Which is why Saturday January 22 found the Thursday Night BBQers holding their first ever fundraiser to help cover the rising cost of the food – costs that until now have come out of their own pockets.

Many people find sustenance at the Thursday BBQ and on their (and my own) behalf I want to proffer thankful appreciation to those who made raising funds to defray rising food costs possible.

Thanks to Immanuel Fellowship Baptist Church who provided the use of their parking lot and assorted accoutrements to hold the fundraiser – a BBQ/bake sale/flea market.

Thanks to those who donated items, baked goods et al to be sold.

Thanks to the BBQers who gave their time not only to put on Thursday’s repast but put in all the additional time required to put on the fundraiser – so they could continue to spend time providing a Thursday night repast.
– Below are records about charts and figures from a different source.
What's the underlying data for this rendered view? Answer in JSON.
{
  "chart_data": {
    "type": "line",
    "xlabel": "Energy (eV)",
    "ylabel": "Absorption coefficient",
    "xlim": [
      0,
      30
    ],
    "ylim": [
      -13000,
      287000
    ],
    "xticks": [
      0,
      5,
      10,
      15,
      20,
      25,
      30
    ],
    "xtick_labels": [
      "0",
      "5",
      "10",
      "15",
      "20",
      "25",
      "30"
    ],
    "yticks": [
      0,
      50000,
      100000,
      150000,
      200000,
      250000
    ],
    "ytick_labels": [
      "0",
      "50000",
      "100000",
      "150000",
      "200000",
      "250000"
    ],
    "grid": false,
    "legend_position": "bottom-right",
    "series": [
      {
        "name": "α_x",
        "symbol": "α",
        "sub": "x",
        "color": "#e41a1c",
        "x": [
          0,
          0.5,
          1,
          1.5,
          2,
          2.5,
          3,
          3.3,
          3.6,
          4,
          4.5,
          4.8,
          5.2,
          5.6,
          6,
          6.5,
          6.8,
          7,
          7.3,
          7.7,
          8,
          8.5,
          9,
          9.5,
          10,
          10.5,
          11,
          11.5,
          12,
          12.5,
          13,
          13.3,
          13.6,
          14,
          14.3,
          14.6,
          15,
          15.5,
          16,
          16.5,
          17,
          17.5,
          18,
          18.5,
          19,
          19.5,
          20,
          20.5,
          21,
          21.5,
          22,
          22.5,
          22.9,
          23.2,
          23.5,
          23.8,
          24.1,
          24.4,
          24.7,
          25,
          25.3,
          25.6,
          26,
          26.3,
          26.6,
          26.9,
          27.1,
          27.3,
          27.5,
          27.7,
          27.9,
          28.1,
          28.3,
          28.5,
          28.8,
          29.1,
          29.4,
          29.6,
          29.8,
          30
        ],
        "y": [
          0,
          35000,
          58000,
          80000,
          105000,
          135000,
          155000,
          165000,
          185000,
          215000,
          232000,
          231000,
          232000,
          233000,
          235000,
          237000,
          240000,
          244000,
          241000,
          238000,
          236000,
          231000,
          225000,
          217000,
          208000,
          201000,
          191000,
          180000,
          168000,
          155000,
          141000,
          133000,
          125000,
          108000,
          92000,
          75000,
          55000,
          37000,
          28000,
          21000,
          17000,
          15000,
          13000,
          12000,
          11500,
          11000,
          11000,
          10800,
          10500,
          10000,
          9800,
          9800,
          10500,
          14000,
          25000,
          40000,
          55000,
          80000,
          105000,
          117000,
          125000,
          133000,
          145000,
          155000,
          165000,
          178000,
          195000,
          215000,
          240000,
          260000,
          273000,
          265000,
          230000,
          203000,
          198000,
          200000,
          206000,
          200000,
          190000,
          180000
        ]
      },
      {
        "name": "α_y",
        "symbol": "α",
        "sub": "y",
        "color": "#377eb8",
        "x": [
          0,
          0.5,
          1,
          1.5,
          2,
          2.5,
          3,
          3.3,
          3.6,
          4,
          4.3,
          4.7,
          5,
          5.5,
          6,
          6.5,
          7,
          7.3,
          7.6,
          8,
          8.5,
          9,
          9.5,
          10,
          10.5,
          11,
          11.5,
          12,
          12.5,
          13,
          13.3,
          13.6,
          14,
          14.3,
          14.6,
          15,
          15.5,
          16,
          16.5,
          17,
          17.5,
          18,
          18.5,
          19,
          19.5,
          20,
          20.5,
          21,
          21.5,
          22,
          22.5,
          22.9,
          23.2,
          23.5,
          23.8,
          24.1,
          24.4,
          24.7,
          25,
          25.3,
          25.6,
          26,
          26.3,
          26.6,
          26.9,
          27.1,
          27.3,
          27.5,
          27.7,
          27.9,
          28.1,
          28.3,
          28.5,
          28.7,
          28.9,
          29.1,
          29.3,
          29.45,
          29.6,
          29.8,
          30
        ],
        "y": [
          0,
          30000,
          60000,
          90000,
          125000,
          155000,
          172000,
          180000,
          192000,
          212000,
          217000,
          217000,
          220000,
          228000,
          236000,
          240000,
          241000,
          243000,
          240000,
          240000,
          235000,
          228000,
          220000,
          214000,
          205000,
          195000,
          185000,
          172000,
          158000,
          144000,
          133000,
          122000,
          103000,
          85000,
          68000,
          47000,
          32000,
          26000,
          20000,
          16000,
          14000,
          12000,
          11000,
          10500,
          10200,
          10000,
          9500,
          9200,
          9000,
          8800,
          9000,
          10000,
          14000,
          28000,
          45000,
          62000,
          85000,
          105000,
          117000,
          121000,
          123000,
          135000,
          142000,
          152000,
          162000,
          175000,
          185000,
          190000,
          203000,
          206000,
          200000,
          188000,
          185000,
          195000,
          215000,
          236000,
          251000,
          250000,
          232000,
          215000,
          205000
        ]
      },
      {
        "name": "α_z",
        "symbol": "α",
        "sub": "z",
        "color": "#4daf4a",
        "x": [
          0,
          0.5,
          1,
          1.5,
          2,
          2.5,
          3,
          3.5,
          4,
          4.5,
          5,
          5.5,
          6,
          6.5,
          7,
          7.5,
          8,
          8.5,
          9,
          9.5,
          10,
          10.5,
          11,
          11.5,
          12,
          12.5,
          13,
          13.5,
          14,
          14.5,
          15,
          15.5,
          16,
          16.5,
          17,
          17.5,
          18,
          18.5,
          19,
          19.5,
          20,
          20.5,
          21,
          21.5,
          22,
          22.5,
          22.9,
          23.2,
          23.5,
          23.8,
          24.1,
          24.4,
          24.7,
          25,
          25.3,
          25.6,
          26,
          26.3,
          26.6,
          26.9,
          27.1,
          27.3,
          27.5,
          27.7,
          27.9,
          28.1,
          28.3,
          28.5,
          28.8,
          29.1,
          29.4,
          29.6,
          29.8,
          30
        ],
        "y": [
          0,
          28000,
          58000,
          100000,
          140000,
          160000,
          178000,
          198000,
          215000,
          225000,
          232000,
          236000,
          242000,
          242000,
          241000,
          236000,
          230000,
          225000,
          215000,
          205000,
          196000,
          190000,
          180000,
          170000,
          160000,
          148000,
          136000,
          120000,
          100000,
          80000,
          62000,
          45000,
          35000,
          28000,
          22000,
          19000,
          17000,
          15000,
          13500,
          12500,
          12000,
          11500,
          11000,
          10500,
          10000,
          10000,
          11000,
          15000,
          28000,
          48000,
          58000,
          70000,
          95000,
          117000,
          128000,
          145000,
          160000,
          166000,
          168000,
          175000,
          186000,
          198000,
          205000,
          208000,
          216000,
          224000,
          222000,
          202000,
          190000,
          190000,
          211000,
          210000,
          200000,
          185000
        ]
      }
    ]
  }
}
Thanks to the volunteers who gave their time to assisting in putting on the fundraiser, most generously giving up their Saturday to put on the fund raiser.
Special thanks to those who came out to support the fun raiser with their wallets. The success of any fundraiser lies in the members of the community who come out and open their wallets to contribute. Some of who simply came by to make a donation – or to pay (when you do the math) outrages prices for (admittedly tasty – but not THAT tasty) smokies and burgers.

For a community to be whole and healthy it must be based on people’s love and concern for each other – for without a sense of caring, there can be no sense of community.